EUR/JPY is trading higher on Friday, staging a modest rebound after touching its lowest level since September 9 in the previous session. The pair is last seen near 173.00, supported by broad Yen weakness amid political uncertainty and soft domestic data.
Yen under pressure from politics and labor market signals
The Japanese Yen continues to face selling pressure against major peers as investors focus on the Liberal Democratic Party’s leadership election this weekend, which will effectively determine the country’s next prime minister. The political transition adds uncertainty at a time when economic signals are softening.
Japan’s unemployment rate rose to 2.6% in August from 2.3% in July, overshooting expectations of 2.4%. The uptick reinforces signs of cooling in the labor market, further weighing on sentiment toward the Yen.
Euro gains capped by weak Eurozone data
The Euro’s upside remains limited as fresh data from the Eurozone proved underwhelming. The HCOB Composite PMI for September ticked up to 51.2 from 51.0 in August, matching expectations. Services PMI improved to 51.3 from 50.5 but came in just below forecasts of 51.4.

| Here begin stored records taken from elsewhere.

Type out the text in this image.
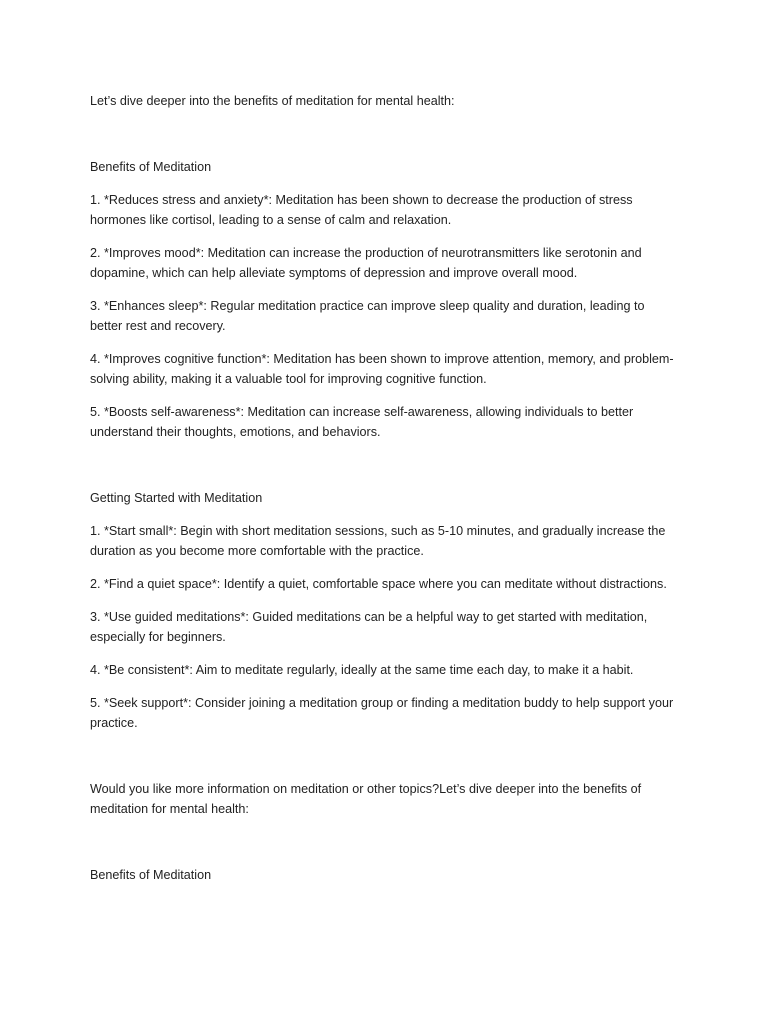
Let’s dive deeper into the benefits of meditation for mental health:

Benefits of Meditation

1. *Reduces stress and anxiety*: Meditation has been shown to decrease the production of stress hormones like cortisol, leading to a sense of calm and relaxation.

2. *Improves mood*: Meditation can increase the production of neurotransmitters like serotonin and dopamine, which can help alleviate symptoms of depression and improve overall mood.

3. *Enhances sleep*: Regular meditation practice can improve sleep quality and duration, leading to better rest and recovery.

4. *Improves cognitive function*: Meditation has been shown to improve attention, memory, and problem-solving ability, making it a valuable tool for improving cognitive function.

5. *Boosts self-awareness*: Meditation can increase self-awareness, allowing individuals to better understand their thoughts, emotions, and behaviors.

Getting Started with Meditation

1. *Start small*: Begin with short meditation sessions, such as 5-10 minutes, and gradually increase the duration as you become more comfortable with the practice.

2. *Find a quiet space*: Identify a quiet, comfortable space where you can meditate without distractions.

3. *Use guided meditations*: Guided meditations can be a helpful way to get started with meditation, especially for beginners.

4. *Be consistent*: Aim to meditate regularly, ideally at the same time each day, to make it a habit.

5. *Seek support*: Consider joining a meditation group or finding a meditation buddy to help support your practice.

Would you like more information on meditation or other topics?Let’s dive deeper into the benefits of meditation for mental health:

Benefits of Meditation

In addition, Eurozone Producer Prices fell 0.3% MoM in August, worse than the expected 0.1% decline, while July had posted a 0.3% increase. On a yearly basis, PPI dropped -0.6% YoY, below expectations for a 0.4% fall and sharply lower than July’s 0.2% gain. The weak inflation data adds to evidence of subdued price pressures, limiting the Euro’s ability to extend gains.
BoJ outlook in focus
Bank of Japan Governor Kazuo Ueda struck a cautiously hawkish tone in a speech on Friday, signaling the central bank remains prepared to raise rates if the economic and inflation outlook justify it. However, he also acknowledged global headwinds, including softening US labor market trends and tariff-related risks, which could slow corporate wage growth and complicate the timing of further policy adjustments.